どの治療をしてもまずは今回できた「むし歯」に関しては進行を止め、治療することができます。

ただこの後が肝心で、「治した歯のむし歯の再発」を防ぎたいのであれば①を選択した人はかなりマメなセルフケアと定期的な歯科医院でのクリーニングが必要になってきます。②を選択した方もむし歯になった原因が治っていないのであれば、再度同じ歯がむし歯になったり別の歯がむし歯になるリスクは③に比べて否めません。

つまり、むし歯の治療をしたことに寄って、あなたには「二次カリエスになる」というリスクを伴ってしまったというわけです。

実は、歯医者で治すむし歯の70%は、一度治療した歯の再発であると言われています。
二次カリエスは、主に銀歯やプラスチックの樹脂による治療の跡によく出来るといわています。
これは、歯と銀歯をくっつけるためにセメントを利用するのですが、このセメントがちょっとしたきっかけとなってきます。セメントでくっつけられた銀歯は、時間の経過と共に劣化し、壊れてきます。
するとセメントが壊れた場所には凸凹が出来、そこに歯垢や細菌が溜まりやすくなり、二次カリエスの原因となります。
例えばこれがセラミックやゴールドであれば、歯垢が溜まりにくく、二次カリエスのリスクは銀歯に比べ大幅に下がります。
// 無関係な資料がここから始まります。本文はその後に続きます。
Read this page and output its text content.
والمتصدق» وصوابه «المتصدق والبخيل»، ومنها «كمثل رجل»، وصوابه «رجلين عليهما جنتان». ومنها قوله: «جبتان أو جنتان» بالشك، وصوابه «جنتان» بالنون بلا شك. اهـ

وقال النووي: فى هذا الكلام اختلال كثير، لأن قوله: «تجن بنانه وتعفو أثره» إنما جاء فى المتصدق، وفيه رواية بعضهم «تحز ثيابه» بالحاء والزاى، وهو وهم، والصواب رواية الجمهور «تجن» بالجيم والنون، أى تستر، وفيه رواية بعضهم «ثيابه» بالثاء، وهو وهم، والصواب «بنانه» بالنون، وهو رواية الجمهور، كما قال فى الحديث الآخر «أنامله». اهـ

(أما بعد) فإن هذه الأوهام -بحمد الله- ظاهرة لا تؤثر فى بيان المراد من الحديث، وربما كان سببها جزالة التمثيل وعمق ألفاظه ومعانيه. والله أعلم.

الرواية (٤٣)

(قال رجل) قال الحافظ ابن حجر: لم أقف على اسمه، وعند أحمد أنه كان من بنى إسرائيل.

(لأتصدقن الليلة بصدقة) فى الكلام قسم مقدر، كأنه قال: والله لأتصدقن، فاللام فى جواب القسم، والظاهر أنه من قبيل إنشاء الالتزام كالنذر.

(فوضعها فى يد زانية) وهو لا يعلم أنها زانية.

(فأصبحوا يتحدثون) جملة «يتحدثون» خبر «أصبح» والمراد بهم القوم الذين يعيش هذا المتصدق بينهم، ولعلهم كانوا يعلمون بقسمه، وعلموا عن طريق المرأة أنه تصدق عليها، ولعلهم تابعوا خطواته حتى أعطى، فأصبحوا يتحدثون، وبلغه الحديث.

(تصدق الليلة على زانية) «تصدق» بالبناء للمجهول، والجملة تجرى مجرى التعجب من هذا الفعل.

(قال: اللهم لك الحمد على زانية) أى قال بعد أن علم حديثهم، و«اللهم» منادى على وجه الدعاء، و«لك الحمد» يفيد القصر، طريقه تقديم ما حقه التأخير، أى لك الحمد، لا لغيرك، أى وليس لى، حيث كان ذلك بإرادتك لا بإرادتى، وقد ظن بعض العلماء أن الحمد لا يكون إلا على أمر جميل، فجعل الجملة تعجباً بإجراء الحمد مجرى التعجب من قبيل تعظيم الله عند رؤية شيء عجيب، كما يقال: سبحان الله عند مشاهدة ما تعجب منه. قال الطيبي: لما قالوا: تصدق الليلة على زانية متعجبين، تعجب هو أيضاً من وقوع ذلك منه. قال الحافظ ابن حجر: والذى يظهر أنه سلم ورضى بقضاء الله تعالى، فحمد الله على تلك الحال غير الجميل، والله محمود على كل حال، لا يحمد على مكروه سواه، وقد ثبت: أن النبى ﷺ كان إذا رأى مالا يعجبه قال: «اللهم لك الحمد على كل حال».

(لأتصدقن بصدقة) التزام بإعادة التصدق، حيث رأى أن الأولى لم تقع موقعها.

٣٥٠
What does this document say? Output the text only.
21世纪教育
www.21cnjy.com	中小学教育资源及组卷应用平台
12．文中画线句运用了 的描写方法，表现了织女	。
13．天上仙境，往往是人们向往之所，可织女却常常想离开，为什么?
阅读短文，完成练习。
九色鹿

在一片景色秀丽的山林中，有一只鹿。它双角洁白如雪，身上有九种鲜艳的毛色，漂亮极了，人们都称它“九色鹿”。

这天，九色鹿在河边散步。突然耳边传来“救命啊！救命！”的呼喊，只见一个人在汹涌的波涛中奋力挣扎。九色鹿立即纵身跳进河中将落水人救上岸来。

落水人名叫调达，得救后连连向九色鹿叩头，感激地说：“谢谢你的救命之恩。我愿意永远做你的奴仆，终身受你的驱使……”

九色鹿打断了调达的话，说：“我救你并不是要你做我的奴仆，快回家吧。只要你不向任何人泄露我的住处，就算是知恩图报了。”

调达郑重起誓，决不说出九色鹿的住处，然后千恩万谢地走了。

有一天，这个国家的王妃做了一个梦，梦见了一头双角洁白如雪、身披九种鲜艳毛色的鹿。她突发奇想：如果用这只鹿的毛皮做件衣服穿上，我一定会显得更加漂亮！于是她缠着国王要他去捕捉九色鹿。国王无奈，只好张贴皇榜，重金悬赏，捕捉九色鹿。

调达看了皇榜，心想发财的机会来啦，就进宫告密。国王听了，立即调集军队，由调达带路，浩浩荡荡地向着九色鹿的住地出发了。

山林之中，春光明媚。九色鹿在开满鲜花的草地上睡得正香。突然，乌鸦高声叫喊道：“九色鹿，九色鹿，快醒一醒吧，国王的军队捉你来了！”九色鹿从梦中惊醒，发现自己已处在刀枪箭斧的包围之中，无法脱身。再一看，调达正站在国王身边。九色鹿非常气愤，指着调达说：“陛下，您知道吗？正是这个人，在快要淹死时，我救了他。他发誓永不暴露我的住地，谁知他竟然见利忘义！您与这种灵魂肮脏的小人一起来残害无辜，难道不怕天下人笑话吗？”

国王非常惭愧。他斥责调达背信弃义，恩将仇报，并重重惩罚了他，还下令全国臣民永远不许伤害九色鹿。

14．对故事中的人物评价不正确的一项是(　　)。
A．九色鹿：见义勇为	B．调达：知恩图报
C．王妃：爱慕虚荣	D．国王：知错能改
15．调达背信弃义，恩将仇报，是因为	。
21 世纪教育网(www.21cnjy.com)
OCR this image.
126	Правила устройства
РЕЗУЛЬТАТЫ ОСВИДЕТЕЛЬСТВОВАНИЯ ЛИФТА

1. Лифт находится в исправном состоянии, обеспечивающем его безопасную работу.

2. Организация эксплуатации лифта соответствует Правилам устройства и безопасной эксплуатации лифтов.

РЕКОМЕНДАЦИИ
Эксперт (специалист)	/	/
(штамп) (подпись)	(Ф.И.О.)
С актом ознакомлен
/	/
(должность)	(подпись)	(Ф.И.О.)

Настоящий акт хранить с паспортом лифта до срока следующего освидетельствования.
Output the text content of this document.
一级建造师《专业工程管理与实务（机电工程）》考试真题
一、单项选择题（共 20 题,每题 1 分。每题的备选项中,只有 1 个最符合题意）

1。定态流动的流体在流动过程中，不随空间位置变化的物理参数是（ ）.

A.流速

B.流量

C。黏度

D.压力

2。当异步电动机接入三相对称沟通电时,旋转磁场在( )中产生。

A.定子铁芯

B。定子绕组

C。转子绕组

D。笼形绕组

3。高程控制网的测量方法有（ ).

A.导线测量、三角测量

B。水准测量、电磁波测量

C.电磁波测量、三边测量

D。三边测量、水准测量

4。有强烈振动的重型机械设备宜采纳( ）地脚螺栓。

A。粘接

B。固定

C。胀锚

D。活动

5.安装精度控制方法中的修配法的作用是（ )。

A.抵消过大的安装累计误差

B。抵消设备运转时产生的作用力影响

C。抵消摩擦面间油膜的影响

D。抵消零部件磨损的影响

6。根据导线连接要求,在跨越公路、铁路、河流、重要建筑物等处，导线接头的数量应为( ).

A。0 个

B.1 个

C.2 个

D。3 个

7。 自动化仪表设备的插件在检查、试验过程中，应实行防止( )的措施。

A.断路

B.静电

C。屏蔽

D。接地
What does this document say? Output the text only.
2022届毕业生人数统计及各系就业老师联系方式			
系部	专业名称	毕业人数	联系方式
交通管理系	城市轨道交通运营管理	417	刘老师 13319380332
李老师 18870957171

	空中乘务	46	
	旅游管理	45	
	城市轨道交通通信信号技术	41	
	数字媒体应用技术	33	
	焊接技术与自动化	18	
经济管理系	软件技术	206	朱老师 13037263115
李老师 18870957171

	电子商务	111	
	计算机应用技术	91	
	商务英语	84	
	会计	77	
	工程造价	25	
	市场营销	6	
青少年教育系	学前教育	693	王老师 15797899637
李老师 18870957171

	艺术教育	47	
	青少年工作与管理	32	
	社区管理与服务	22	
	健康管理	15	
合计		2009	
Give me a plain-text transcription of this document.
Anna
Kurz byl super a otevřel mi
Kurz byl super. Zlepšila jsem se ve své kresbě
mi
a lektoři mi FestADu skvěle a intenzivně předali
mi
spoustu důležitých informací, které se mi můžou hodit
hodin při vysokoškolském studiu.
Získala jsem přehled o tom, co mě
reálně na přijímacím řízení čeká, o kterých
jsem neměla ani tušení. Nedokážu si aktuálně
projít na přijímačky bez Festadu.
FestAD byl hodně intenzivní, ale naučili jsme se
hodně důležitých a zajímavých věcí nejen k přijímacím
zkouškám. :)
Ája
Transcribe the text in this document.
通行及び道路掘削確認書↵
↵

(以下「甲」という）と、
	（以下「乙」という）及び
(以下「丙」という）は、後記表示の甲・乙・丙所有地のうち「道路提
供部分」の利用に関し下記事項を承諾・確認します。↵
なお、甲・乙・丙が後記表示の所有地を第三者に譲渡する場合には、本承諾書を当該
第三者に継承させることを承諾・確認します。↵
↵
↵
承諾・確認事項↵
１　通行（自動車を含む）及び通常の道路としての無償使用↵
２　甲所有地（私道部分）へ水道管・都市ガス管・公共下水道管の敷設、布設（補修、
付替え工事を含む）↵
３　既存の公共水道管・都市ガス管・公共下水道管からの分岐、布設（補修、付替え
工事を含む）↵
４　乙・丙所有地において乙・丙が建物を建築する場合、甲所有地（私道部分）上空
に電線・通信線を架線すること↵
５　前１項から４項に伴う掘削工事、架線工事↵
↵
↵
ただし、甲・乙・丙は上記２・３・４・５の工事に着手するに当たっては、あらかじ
ですから、①・②・③どの治療を選んでも間違いではないですが、そのリスク管理は①を選んだ方はよほど気をつける必要があるということです。そして感違いをしやすいのは②を選んだからといって必ずしもむし歯にならないという訳ではありません。②を選んだ方もセルフケア・定期検診は大切です。
早い段階で③の治療を選んだ方は、むし歯や歯周病になりにくくなるのは確かです。

また、二次カリエスは一度で終わるわけではありません。小さな詰め物の二次カリエスからクラウン(大きな被せ物)になったり、クラウンの二次カリエスから抜歯(歯を抜く)になる方もおられます。

もちろん保険の歯が悪いわけではありません。保険の歯にするのであれば、それだけ気をつけましょうということを、私たちは患者さまにお伝えしています。
「自分が二次カリエスになるリスクがどれぐらいあるか」ということを覚えておくと、むし歯→二次カリエス→抜歯の日本人の負のループから脱却できると思います!